Il protocollo, infatti, impone misure stringenti per contenere il contagio: evitare gli assembramenti all’ingresso, sul sagrato o nella sagrestia; per ogni chiesa, è stata individuata la capienza massima per mantenere tra i fedeli il distanziamento sociale di almeno un metro; volontari e collaboratori, muniti dei dispositivi di sicurezza, dovranno vigilare per il rispetto delle norme all’ingresso e all’uscita della chiesa. Dove possibile, saranno distinti i percorsi in ingresso e in uscita. I fedeli saranno obbligati a indossare la mascherina e, accedendo in chiesa, dovranno igienizzare le proprie mani con il liquido disponibile all’ingresso; ai fedeli non sarà misurata la temperatura corporea, ma chi ha la febbre o è stato a contatto con casi positivi dovrà rispettare il divieto di ingresso in chiesa.
“È stato bello avvertire il vostro affetto e la vostra nostalgia” scrive don Santoro, dimostrando gratitudine verso i fedeli e annunciando che è sconsigliato rientrare nei soliti ritmi e, per questo, saranno garantite le messe e i funerali, la cui mancanza ha causato tante sofferenze in questi mesi, demandando ancora allo streaming gli incontri di formazione e di catechesi.
“Dobbiamo riprendere con vigore le ragioni della nostra speranza, incrementare la preghiera personale e la visita al Santissimo Sacramento, così come invito tutte le persone di buona volontà ad occuparsi di chi è rimasto indietro – continua l’Arcivescovo, dedicando parole di speranza e conforto verso i più deboli – Sono preoccupato per gli anziani, per i poveri, per gli emarginati, per tutte quelle persone che sono notoriamente fragili, che patiscono il disagio sociale e anche quello psichico e fisico. Tanti sono quelli che si sono rivolti a me per avere una mano, per chiedere una mediazione con le istituzioni, perché temono che non ci siano misure che possono realmente tamponare il danno economico dovuto a questa emergenza.”
Spronando i fedeli alla buona condotta e al rispetto delle norme, don Filippo Santoro spiega che “La Chiesa, che nasce dalla piena umanità di Dio che si fa uomo per salvarci, ha a cuore ciascuno. La situazione difficile che stiamo vivendo chiede un salto di qualità nelle nostre comunità. Credo che questa sia la frontiera della Chiesa nella presente circostanza: maturazione delle ragioni della nostra fede e opere di carità, capaci di reggere l’urto della realtà. Anche come cristiani non ci è risparmiato nulla; siamo nella stessa barca con tutti i fratelli e le sorelle. Rispettiamo e ringraziamo le autorità per quanto hanno fatto soprattutto per i più bisognosi, si veda per esempio, la regolarizzazione dei braccianti stagionali, italiani e stranieri. Facciamo un forte appello perché si faccia ancora di più per le famiglie, per l’educazione nelle scuole pubbliche statali e paritarie, per i nostri disoccupati, specialmente i giovani. In ogni situazione siamo chiamati ad essere fermento di speranza, costruttori di solidarietà e mai fautori dello scoraggiamento.”

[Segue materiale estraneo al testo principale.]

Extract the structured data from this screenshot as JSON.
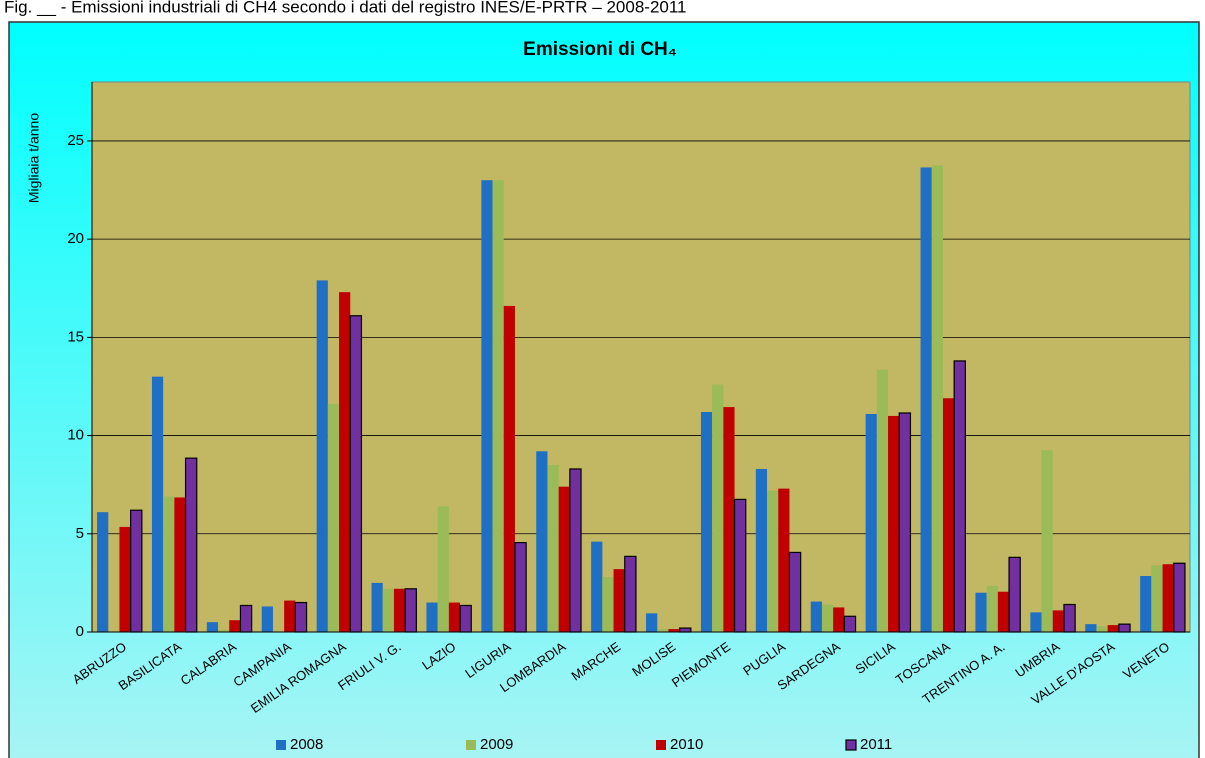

Il prelato, infine, conclude la sua lettera con un augurio “Con questi sentimenti auguro, con la benedizione del Signore, una buona ripresa, continuando ad invocare la liberazione da questo male che è sì tremendo ed invisibile ma che potrà essere superato con l’aiuto di Dio, con il lavoro della scienza medica e con l’impegno di tutti.”